Échanges insultants et amplification de la polémique
Selon les éléments partagés publiquement, la réponse de Merouan Bounekraf à la diffusion du contenu a pris la forme de messages personnels à la fondatrice du compte. Des propos injurieux et des attaques ad hominem ont alors été rendus publics, cités dans les échanges : « Sac à merde », « Quand j’ai deux minutes je m’occupe de toi et ta tronche de biscotte fanée », « Ce n’est pas l’intelligence qui t’étouffe, ni la beauté ». Ces paroles ont contribué à enflammer les réseaux et à multiplier les commentaires critiques sous les publications du chef.

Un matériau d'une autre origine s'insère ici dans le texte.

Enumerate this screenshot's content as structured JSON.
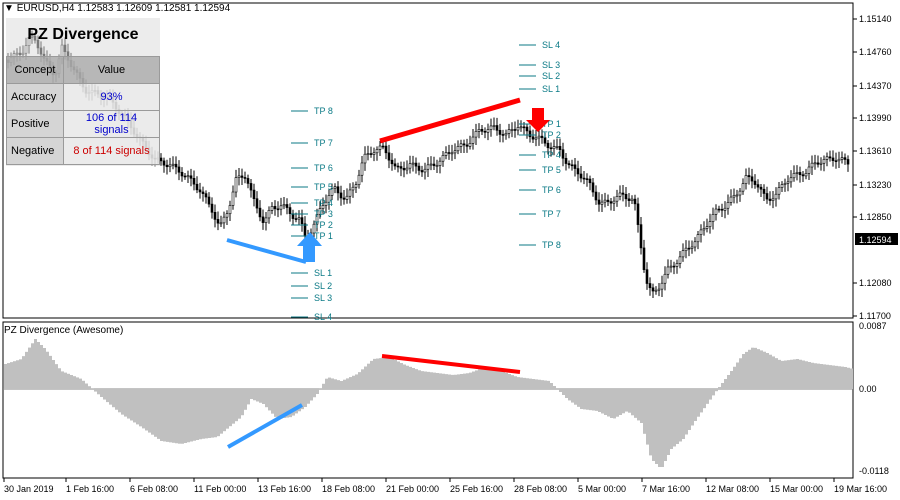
{
  "header": {
    "title": "EURUSD,H4  1.12583 1.12609 1.12581 1.12594"
  },
  "panel": {
    "title": "PZ Divergence",
    "columns": [
      "Concept",
      "Value"
    ],
    "rows": [
      {
        "concept": "Accuracy",
        "value": "93%",
        "color": "#0000cc"
      },
      {
        "concept": "Positive",
        "value": "106 of 114 signals",
        "color": "#0000cc"
      },
      {
        "concept": "Negative",
        "value": "8 of 114 signals",
        "color": "#cc0000"
      }
    ]
  },
  "price_axis": {
    "labels": [
      "1.15140",
      "1.14760",
      "1.14370",
      "1.13990",
      "1.13610",
      "1.13230",
      "1.12850",
      "1.12080",
      "1.11700"
    ],
    "current": "1.12594"
  },
  "indicator": {
    "title": "PZ Divergence (Awesome)",
    "axis": [
      "0.0087",
      "0.00",
      "-0.0118"
    ]
  },
  "time_axis": [
    "30 Jan 2019",
    "1 Feb 16:00",
    "6 Feb 08:00",
    "11 Feb 00:00",
    "13 Feb 16:00",
    "18 Feb 08:00",
    "21 Feb 00:00",
    "25 Feb 16:00",
    "28 Feb 08:00",
    "5 Mar 00:00",
    "7 Mar 16:00",
    "12 Mar 08:00",
    "15 Mar 00:00",
    "19 Mar 16:00"
  ],
  "buy_levels": {
    "tp": [
      "TP 8",
      "TP 7",
      "TP 6",
      "TP 5",
      "TP 4",
      "TP 3",
      "TP 2",
      "TP 1"
    ],
    "sl": [
      "SL 1",
      "SL 2",
      "SL 3",
      "SL 4"
    ]
  },
  "sell_levels": {
    "sl": [
      "SL 4",
      "SL 3",
      "SL 2",
      "SL 1"
    ],
    "tp": [
      "TP 1",
      "TP 2",
      "TP 4",
      "TP 5",
      "TP 6",
      "TP 7",
      "TP 8"
    ]
  },
  "colors": {
    "bull_div": "#3399ff",
    "bear_div": "#ff0000",
    "levels": "#0b7a86",
    "histogram": "#c0c0c0",
    "current_price_bg": "#000000"
  }
}
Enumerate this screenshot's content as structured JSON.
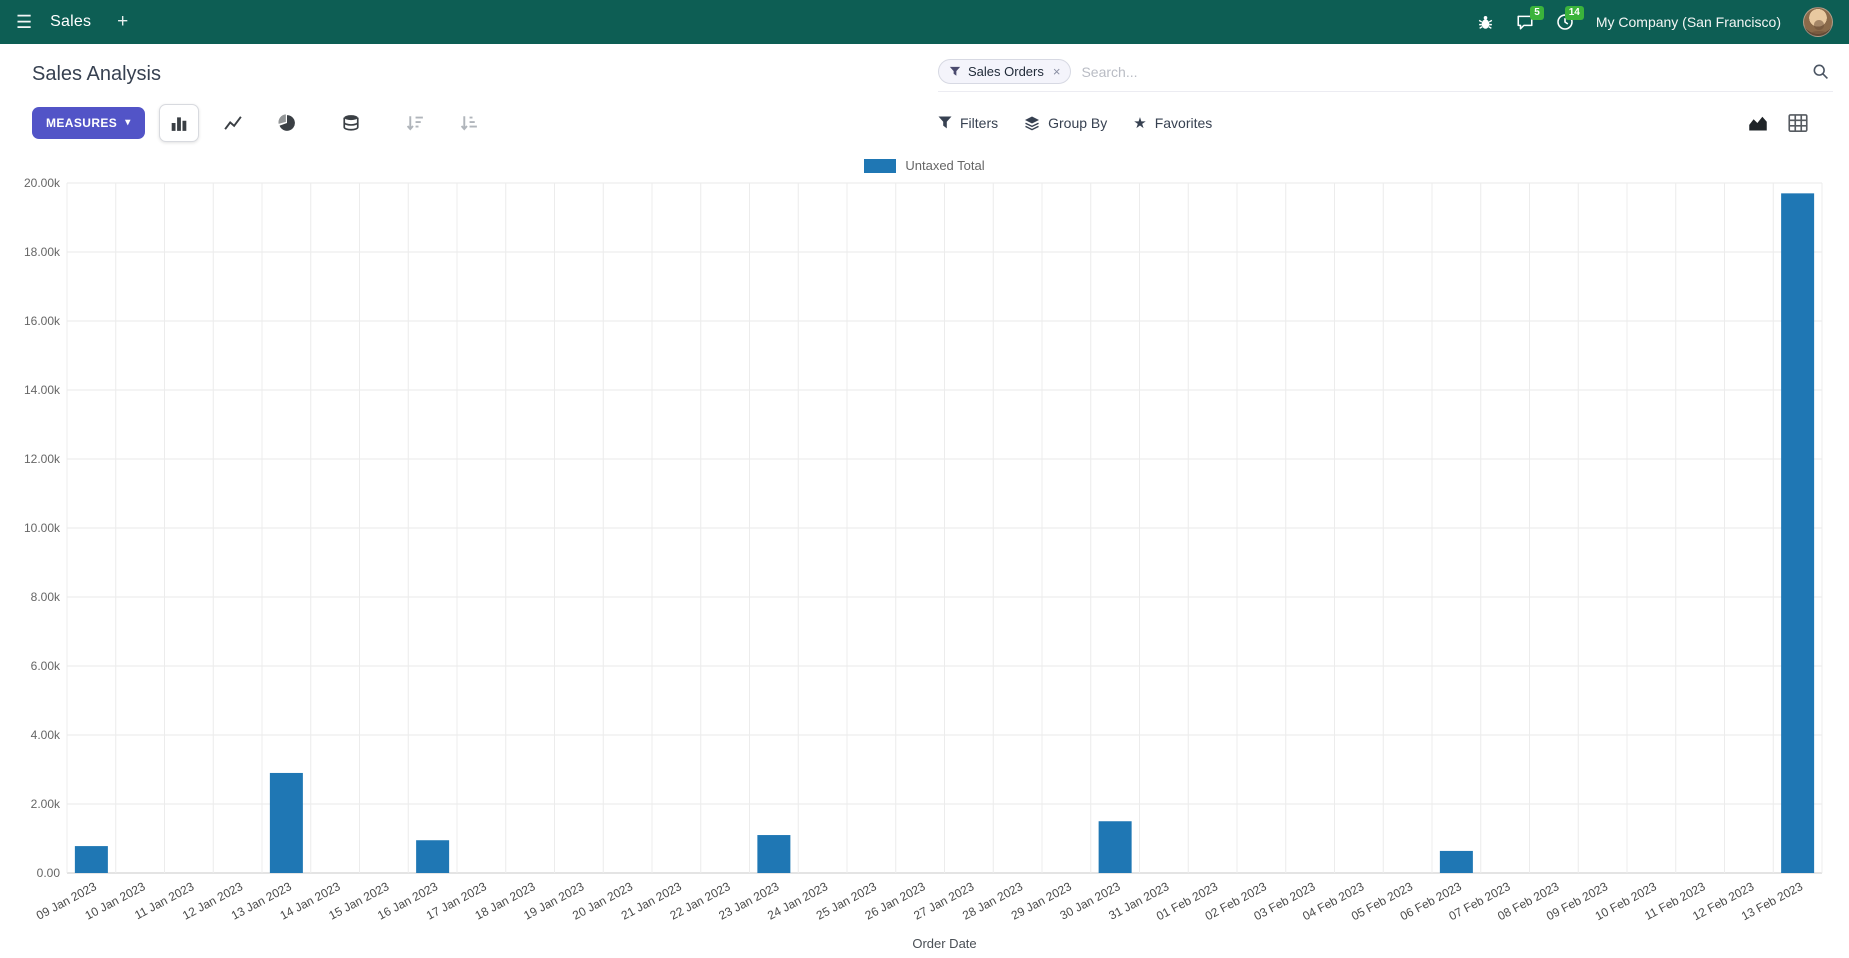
{
  "navbar": {
    "app_name": "Sales",
    "company": "My Company (San Francisco)",
    "badges": {
      "messages": "5",
      "activities": "14"
    }
  },
  "control_panel": {
    "title": "Sales Analysis",
    "measures_button": "MEASURES",
    "search": {
      "facet_label": "Sales Orders",
      "placeholder": "Search..."
    },
    "filters_label": "Filters",
    "group_by_label": "Group By",
    "favorites_label": "Favorites"
  },
  "icons": {
    "menu": "☰",
    "plus": "+",
    "caret_down": "▾",
    "remove": "×",
    "star": "★"
  },
  "chart_data": {
    "type": "bar",
    "title": "",
    "xlabel": "Order Date",
    "ylabel": "",
    "ylim": [
      0,
      20000
    ],
    "y_tick_step": 2000,
    "y_tick_labels": [
      "0.00",
      "2.00k",
      "4.00k",
      "6.00k",
      "8.00k",
      "10.00k",
      "12.00k",
      "14.00k",
      "16.00k",
      "18.00k",
      "20.00k"
    ],
    "grid": true,
    "legend_position": "top",
    "categories": [
      "09 Jan 2023",
      "10 Jan 2023",
      "11 Jan 2023",
      "12 Jan 2023",
      "13 Jan 2023",
      "14 Jan 2023",
      "15 Jan 2023",
      "16 Jan 2023",
      "17 Jan 2023",
      "18 Jan 2023",
      "19 Jan 2023",
      "20 Jan 2023",
      "21 Jan 2023",
      "22 Jan 2023",
      "23 Jan 2023",
      "24 Jan 2023",
      "25 Jan 2023",
      "26 Jan 2023",
      "27 Jan 2023",
      "28 Jan 2023",
      "29 Jan 2023",
      "30 Jan 2023",
      "31 Jan 2023",
      "01 Feb 2023",
      "02 Feb 2023",
      "03 Feb 2023",
      "04 Feb 2023",
      "05 Feb 2023",
      "06 Feb 2023",
      "07 Feb 2023",
      "08 Feb 2023",
      "09 Feb 2023",
      "10 Feb 2023",
      "11 Feb 2023",
      "12 Feb 2023",
      "13 Feb 2023"
    ],
    "series": [
      {
        "name": "Untaxed Total",
        "color": "#1f77b4",
        "values": [
          780,
          0,
          0,
          0,
          2900,
          0,
          0,
          950,
          0,
          0,
          0,
          0,
          0,
          0,
          1100,
          0,
          0,
          0,
          0,
          0,
          0,
          1500,
          0,
          0,
          0,
          0,
          0,
          0,
          640,
          0,
          0,
          0,
          0,
          0,
          0,
          19700
        ]
      }
    ]
  }
}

Face à l’ampleur prise par l’affaire, d’autres voix se sont élevées pour rappeler l’importance d’un discours mesuré de la part de personnalités publiques, surtout lorsqu’il s’agit de sujets sensibles comme la santé mentale ou les conditions de travail.

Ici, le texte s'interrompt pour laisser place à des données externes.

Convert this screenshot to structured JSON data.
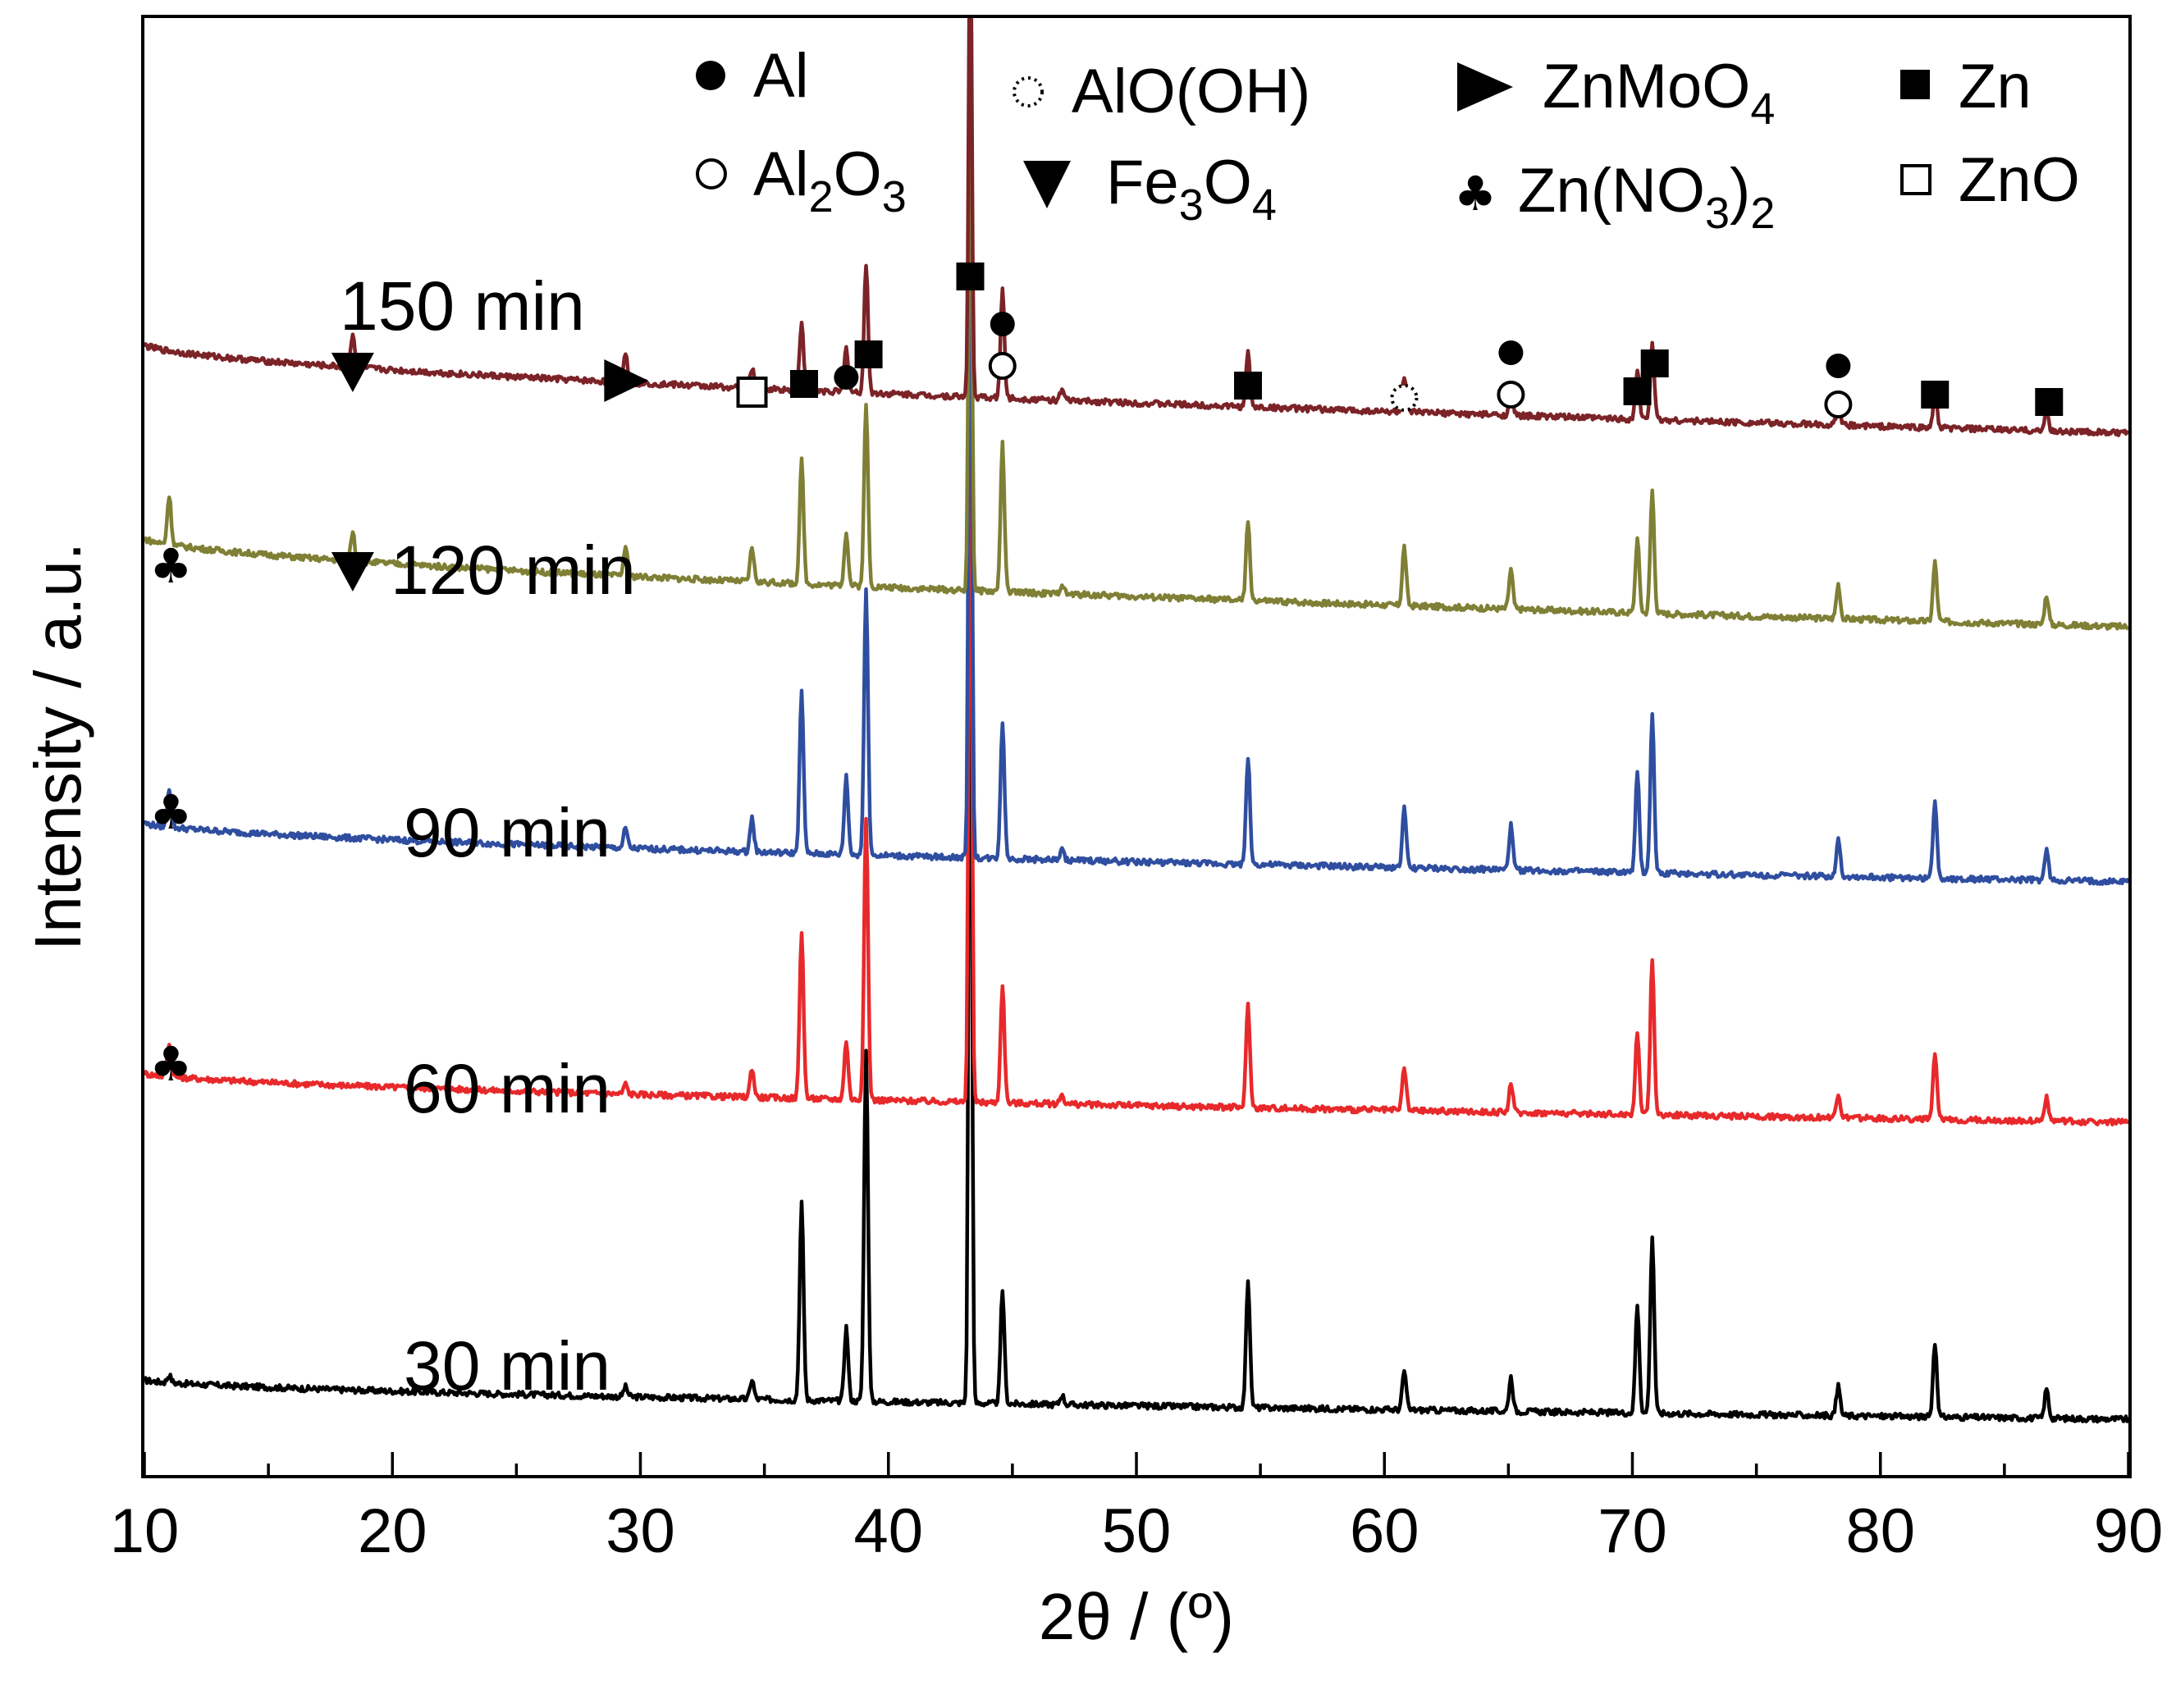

Des excuses publiques émises le 24 avril 2026
Le vendredi 24 avril 2026, Merouan Bounekraf a publié sur Instagram une série de messages dans lesquels il reconnaît un manquement de recul. Il écrit notamment : « Ma dernière prise de position a pu heurter ou blesser certaines personnes […] du fait d’un apparent manque de considération pour la prévention en santé mentale ». Le chef ajoute que sa « réaction à chaud », expliquée par un manque de personnel, « n’en est pas pour autant légitime » et présente « ses sincères excuses à la personne visée […] ainsi qu’à toutes celles et ceux qui ont été affectés ».

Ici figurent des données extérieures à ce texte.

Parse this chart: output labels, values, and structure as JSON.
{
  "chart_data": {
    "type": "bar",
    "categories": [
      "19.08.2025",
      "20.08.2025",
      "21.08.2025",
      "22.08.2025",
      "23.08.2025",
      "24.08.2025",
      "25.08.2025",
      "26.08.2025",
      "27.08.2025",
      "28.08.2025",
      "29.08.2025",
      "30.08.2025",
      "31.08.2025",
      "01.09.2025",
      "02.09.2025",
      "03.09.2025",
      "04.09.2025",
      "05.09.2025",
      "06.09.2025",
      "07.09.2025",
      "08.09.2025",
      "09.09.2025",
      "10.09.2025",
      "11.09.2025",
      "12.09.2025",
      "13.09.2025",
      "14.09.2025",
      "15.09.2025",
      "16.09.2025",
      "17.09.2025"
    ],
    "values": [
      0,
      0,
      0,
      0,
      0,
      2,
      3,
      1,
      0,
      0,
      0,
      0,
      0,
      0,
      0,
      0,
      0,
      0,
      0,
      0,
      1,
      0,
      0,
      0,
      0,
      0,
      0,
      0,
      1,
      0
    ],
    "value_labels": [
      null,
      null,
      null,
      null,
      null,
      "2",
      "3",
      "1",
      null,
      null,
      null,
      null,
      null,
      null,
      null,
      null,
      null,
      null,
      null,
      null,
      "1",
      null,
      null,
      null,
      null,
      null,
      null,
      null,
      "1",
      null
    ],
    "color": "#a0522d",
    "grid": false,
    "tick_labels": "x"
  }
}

Ces excuses visent à calmer une situation qui, en quelques heures, a pris une dimension publique importante. Elles interviennent alors que la conversation autour du comportement des acteurs de la restauration sur les réseaux sociaux reste vive.
À ce stade, les publications et les échanges cités dans cette affaire proviennent des réseaux sociaux et des comptes publics impliqués. Aucun élément nouveau sur d’éventuelles suites judiciaires ou disciplinaires n’a été communiqué dans les messages d’excuses relayés par le chef.
La polémique illustre, une fois encore, la fragilité des frontières entre communication personnelle et responsabilité publique pour des figures connues du grand public. Elle pose aussi la question de la manière dont les professionnels de la restauration font face aux tensions liées au recrutement, tout en rappelant l’importance d’aborder la santé mentale avec sérieux et respect.